In addition, in rendering the foregoing opinion we have assumed that, at all applicable times:

(a)    the Company (i) is duly incorporated and is validly existing and in good standing, (ii) has requisite legal status and legal capacity under the laws of the jurisdiction of its organization and (iii) has complied and will comply with all aspects of the laws of the jurisdiction of its organization in connection with the transactions contemplated by, and the performance of its obligations under, the Securities and the Warrant Agreement;

(b)    the Company has the corporate power and authority to execute, deliver and perform all its obligations under the Securities and the Warrant Agreement;

(c)    the Securities and the Warrant Agreement have been duly authorized, executed and delivered by all requisite corporate action on part of the Company;

(d)    neither the execution and delivery by the Company of the Securities or the Warrant Agreement nor the performance by the Company of its obligations thereunder: (i) conflicts or will conflict with the organizational documents of the Company, (ii) constituted or will constitute a violation of, or a default under, any lease, indenture, agreement or other instrument to which the Company or its property is subject (except that we do not make the assumption set forth in this clause (ii) with respect to those agreements or instruments expressed to be governed by the laws of the State of New York which are listed in Part II of the Registration Statement), (iii) contravened or will contravene any order or decree of any governmental authority to which the Company or its property is subject, or (iv) violated or will violate any law, rule or regulation to which the Company or its property is subject (except that we do not make the assumption set forth in this clause (iv) with respect to the Opined-on Law); and

(e)    neither the execution and delivery by the Company of the Securities or the Warrant Agreement nor the performance by the Company of its obligations thereunder, required or will require the consent, approval, licensing or authorization of, or any filing, recording or registration with, any governmental authority under any law, rule or regulation of any jurisdiction.
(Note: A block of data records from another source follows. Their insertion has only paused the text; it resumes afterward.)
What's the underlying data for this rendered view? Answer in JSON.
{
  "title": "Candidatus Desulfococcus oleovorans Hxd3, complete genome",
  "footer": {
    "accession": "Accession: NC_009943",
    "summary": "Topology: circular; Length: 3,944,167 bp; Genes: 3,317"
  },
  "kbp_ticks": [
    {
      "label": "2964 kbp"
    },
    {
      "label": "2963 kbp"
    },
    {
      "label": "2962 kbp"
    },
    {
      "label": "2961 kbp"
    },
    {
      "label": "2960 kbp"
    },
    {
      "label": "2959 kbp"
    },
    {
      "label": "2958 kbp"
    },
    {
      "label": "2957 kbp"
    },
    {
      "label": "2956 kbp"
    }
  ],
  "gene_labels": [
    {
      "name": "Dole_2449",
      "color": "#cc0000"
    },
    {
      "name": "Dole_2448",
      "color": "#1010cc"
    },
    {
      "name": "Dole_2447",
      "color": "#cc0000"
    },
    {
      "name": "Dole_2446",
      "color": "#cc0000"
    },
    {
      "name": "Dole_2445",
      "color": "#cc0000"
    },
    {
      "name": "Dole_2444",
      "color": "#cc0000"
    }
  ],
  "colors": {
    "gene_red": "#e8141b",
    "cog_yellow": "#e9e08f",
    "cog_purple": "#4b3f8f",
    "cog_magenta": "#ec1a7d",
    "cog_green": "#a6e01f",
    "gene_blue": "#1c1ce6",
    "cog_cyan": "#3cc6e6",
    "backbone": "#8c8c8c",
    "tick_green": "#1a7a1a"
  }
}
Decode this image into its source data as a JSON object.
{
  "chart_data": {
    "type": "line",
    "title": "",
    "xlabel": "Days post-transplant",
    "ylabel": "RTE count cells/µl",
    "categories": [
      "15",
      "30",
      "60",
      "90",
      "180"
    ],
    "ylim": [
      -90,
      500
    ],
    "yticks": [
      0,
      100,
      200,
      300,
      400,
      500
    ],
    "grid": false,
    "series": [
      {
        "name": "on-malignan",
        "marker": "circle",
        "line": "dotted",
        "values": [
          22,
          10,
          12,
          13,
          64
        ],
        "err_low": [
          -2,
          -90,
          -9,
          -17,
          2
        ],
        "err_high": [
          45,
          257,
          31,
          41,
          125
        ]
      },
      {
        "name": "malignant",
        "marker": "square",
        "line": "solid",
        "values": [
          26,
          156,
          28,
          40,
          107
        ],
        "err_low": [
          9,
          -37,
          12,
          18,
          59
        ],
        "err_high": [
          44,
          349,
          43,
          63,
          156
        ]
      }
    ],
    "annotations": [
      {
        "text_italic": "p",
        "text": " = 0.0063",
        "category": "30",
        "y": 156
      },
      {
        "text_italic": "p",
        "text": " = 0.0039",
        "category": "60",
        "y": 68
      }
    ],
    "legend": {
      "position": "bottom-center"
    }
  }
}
We hereby consent to the reference to our firm under the heading “Legal Matters” in the prospectus forming part of the Registration Statement. We also hereby consent to the filing of this opinion with the Commission as an exhibit to the Registration Statement. In giving this consent, we do not thereby admit that we are within the category of persons whose consent is required under Section 7 of the Securities Act or the Rules and Regulations. This opinion is expressed as of the date hereof unless otherwise expressly stated, and we disclaim any undertaking to advise you of any subsequent changes in the facts stated or assumed herein or of any subsequent changes in applicable laws.